Ismail Khan, 75 ans, un des seigneurs de guerre les plus connus d’Afghanistan, s’est rendu aux talibans, après la chute jeudi d’Hérat, à l’ouest, la troisième ville du pays, dont il était le maître incontesté depuis des décennies. Les insurgés ont promis d’assurer sa sécurité. À Lashkar Gah, dans une province traditionnellement acquise aux talibans, ceux-ci ont été bien accueillis et le calme est rapidement revenu, après plusieurs jours de violents affrontements, selon un habitant, Abdul Halim. «La majeure partie de la ville est en ruines à cause des combats et il n’y a pas assez de nourriture sur le marché. Ça a encore l’air d’une ville occupée», a-t-il cependant confié à l’AFP.

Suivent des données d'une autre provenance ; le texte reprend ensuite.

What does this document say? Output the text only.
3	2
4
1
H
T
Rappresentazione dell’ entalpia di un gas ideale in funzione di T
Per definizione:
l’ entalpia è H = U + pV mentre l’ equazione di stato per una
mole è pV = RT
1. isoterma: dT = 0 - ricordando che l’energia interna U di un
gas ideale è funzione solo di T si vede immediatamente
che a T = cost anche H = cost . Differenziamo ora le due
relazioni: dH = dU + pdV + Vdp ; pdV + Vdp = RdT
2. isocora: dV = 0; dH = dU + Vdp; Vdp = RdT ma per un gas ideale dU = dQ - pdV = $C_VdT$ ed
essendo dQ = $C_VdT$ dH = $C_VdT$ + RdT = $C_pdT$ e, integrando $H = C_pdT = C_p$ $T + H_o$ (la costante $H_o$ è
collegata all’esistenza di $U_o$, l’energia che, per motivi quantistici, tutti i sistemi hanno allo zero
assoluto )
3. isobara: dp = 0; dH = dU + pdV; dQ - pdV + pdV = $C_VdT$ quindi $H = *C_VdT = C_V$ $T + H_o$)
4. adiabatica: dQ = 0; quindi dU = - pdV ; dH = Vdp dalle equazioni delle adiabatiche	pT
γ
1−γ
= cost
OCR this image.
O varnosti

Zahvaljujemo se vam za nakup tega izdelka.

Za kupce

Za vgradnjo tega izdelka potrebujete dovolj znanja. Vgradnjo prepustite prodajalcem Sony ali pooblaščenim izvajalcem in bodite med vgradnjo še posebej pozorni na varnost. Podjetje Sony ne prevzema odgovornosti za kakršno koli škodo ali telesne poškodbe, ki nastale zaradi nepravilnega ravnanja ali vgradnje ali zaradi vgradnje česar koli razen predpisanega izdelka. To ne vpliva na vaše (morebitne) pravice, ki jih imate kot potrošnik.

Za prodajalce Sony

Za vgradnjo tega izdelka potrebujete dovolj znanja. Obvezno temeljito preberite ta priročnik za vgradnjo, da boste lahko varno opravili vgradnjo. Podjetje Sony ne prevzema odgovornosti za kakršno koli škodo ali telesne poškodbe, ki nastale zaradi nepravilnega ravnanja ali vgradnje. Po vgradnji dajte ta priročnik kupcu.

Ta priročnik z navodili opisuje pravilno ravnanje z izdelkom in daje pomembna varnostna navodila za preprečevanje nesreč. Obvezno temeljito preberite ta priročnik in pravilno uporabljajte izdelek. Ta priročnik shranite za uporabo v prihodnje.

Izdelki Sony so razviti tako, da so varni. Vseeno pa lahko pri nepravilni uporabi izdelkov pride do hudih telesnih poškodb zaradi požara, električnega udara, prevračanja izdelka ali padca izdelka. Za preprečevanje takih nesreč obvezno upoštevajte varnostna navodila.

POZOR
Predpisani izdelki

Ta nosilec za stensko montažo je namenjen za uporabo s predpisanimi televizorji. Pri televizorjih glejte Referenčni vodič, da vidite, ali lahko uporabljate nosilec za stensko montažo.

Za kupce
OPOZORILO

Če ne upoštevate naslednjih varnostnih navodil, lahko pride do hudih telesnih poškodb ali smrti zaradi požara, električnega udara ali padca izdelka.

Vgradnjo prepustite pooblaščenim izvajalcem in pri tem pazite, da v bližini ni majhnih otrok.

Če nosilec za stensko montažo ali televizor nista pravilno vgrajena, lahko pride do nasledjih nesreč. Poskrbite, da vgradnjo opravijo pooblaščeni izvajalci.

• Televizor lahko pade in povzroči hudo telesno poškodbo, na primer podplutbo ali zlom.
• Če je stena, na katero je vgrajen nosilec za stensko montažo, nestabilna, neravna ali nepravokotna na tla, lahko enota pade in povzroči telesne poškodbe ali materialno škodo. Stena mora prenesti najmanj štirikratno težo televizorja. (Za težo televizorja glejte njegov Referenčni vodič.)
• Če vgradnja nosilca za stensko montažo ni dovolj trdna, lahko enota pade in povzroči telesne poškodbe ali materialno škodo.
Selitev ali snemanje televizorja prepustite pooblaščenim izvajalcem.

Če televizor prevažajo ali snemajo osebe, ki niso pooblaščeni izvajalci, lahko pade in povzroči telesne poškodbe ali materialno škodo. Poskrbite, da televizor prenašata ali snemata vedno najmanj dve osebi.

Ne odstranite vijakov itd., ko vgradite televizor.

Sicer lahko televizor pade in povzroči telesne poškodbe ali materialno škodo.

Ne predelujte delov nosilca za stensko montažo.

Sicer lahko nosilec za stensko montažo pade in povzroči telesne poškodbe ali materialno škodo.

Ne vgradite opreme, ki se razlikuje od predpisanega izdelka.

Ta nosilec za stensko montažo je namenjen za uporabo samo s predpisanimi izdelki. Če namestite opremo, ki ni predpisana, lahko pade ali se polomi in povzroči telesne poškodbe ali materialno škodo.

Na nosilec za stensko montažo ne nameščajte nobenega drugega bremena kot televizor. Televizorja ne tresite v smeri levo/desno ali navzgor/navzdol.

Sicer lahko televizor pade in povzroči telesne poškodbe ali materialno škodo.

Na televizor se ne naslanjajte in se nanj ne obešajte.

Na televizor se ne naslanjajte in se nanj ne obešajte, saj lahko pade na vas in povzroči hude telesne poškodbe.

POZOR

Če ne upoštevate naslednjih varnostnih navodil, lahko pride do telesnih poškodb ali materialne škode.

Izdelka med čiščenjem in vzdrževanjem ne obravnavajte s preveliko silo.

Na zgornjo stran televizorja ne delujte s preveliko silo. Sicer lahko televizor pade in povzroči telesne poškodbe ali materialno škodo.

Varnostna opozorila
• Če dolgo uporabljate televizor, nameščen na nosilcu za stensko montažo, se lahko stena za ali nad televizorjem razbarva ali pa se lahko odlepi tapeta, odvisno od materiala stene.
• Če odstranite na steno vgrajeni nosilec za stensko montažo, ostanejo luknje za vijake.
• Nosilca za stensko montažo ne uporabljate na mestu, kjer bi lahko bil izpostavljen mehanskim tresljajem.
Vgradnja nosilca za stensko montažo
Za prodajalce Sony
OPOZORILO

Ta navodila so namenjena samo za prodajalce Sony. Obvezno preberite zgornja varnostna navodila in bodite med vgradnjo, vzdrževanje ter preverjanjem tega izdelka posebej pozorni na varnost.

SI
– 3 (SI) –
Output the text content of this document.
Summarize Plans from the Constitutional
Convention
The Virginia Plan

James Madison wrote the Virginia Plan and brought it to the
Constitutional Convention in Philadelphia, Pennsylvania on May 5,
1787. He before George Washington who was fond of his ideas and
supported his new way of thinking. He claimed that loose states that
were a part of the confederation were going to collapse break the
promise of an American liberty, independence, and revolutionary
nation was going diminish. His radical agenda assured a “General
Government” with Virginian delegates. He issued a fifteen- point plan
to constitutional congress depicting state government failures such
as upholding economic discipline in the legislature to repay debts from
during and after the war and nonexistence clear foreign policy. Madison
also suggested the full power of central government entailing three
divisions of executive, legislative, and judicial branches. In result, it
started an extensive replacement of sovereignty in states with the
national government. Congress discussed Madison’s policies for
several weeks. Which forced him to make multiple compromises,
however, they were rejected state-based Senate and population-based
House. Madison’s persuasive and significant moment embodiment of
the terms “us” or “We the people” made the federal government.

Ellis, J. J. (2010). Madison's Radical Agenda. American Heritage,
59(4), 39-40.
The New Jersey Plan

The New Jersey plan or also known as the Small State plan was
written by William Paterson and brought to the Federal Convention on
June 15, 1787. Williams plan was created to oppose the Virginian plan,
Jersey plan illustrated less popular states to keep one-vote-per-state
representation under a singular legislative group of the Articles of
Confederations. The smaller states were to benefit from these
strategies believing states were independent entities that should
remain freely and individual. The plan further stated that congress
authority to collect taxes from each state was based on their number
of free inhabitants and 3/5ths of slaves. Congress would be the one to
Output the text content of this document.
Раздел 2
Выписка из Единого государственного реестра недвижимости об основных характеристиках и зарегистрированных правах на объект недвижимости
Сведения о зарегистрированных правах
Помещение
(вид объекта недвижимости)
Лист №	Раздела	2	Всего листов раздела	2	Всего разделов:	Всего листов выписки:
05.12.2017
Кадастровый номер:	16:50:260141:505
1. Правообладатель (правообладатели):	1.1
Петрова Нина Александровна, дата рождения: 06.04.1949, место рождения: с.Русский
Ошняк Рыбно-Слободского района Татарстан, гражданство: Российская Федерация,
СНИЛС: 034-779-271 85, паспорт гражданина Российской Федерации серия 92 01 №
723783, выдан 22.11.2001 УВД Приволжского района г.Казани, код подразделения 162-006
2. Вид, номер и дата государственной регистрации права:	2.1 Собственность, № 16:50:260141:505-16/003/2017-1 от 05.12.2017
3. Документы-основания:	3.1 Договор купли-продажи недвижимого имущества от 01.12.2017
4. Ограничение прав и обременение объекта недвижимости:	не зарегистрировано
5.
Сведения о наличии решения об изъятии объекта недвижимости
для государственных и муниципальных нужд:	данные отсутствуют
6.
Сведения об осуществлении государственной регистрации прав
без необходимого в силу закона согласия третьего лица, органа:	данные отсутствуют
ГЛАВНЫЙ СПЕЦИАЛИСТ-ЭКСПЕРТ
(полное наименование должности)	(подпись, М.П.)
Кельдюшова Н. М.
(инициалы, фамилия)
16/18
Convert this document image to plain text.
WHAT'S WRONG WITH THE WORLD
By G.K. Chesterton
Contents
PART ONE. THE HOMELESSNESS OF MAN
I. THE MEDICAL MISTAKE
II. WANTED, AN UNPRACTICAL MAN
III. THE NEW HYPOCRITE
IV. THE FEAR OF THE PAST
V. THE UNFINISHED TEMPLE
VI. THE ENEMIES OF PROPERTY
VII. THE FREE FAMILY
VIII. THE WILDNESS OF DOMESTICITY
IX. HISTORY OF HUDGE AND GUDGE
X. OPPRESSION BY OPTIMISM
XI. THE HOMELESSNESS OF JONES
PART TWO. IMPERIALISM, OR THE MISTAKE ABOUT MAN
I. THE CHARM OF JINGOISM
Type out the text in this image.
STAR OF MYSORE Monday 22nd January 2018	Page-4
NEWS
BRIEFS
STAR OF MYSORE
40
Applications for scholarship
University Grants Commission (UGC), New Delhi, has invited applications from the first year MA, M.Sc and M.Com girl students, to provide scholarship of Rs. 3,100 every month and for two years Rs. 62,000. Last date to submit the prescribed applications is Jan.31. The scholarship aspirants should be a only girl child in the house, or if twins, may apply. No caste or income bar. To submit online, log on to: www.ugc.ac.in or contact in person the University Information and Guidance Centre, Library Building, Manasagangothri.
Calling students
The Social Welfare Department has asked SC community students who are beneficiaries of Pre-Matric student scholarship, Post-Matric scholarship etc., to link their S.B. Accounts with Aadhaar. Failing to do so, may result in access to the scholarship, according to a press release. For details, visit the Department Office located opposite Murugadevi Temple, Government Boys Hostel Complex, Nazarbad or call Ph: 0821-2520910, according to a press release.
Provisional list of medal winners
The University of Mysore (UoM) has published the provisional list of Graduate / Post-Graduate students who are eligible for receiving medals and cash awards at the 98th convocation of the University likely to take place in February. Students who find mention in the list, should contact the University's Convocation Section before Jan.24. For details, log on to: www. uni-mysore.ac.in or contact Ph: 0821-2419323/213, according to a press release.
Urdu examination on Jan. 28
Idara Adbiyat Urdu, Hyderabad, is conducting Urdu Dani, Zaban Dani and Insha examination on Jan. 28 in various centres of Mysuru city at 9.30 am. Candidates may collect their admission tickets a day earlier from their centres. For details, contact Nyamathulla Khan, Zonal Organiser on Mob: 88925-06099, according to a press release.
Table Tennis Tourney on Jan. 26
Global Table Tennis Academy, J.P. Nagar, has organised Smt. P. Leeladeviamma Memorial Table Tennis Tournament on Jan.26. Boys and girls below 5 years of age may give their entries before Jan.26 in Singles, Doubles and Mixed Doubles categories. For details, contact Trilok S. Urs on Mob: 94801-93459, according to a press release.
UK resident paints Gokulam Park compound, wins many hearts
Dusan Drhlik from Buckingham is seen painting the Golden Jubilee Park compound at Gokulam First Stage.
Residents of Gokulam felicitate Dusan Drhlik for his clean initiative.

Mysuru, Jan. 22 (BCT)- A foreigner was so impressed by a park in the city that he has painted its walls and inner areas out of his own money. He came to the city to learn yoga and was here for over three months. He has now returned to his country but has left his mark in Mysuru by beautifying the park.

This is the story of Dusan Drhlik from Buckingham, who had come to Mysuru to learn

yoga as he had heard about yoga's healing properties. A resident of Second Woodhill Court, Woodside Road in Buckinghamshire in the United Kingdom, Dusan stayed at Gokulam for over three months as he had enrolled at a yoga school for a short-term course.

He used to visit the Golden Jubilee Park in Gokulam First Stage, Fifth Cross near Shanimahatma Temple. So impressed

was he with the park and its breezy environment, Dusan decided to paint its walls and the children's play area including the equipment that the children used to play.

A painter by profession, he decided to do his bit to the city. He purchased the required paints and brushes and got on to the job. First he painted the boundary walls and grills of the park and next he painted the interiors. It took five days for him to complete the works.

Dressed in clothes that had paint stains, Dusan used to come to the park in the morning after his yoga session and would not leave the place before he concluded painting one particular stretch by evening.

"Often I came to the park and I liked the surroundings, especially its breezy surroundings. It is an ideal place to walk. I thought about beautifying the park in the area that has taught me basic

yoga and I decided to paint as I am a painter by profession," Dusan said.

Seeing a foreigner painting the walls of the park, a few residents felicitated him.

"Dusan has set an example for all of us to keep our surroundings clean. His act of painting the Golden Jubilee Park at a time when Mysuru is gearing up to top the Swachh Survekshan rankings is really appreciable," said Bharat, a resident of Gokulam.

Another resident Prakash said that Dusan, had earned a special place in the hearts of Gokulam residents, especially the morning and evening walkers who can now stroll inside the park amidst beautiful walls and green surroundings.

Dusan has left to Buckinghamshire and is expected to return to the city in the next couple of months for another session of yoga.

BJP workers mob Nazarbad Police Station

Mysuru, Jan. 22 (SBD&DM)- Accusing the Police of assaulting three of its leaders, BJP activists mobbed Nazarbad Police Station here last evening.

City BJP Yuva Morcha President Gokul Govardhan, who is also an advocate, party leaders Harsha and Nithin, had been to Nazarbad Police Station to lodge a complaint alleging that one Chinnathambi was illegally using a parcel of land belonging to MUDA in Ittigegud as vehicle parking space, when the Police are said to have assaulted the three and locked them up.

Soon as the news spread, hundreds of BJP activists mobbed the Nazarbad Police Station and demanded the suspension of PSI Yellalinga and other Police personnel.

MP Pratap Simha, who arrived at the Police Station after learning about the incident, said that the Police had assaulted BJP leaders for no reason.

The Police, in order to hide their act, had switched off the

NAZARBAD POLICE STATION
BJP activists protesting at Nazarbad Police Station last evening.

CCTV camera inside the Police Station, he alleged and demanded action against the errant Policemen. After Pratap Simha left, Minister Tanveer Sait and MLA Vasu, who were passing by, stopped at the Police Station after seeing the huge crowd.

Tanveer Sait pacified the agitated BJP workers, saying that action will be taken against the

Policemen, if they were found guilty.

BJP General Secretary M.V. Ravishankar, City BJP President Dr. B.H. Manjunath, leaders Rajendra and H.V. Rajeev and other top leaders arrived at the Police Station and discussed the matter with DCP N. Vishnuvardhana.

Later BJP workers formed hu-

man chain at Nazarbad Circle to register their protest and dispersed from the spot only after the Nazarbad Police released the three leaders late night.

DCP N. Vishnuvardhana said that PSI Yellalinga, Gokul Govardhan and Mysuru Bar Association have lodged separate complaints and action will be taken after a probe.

Les Américains quittent le navire

Les talibans ont lancé leur offensive en mai, quand le président américain, Joe Biden, a confirmé le départ des dernières troupes étrangères du pays, 20 ans après leur intervention pour en chasser les talibans du pouvoir en raison de leur refus de livrer Oussama ben Laden, le chef d’Al-Qaïda, dans la foulée des attentats du 11 septembre 2001. Ce retrait doit être achevé d’ici le 31 août. Joe Biden a depuis affirmé ne pas regretter sa décision, même si la rapidité avec laquelle l’armée afghane s’est désintégrée devant l’avancée des talibans a surpris et déçu les Américains, qui ont dépensé plus de 1 000 milliards de dollars en 20 ans pour la former et l’équiper.

La progression des talibans a un coût humain élevé. Au moins 183 civils ont été tués et 1 181 blessés, dont des enfants, en un mois à Lashkar Gah, Kandahar, Hérat et Kunduz, selon l’ONU. Quelque 250 000 personnes ont été déplacées par le conflit depuis la fin mai – 400 000 cette année –, dont 80% sont des femmes et des enfants, toujours selon l’ONU. Nombre de civils ont ainsi afflué ces dernières semaines à Kaboul, où une grave crise humanitaire menace. Ils tentent désormais de survivre dans des parcs ou sur des terrains vagues, dans le dénuement le plus complet.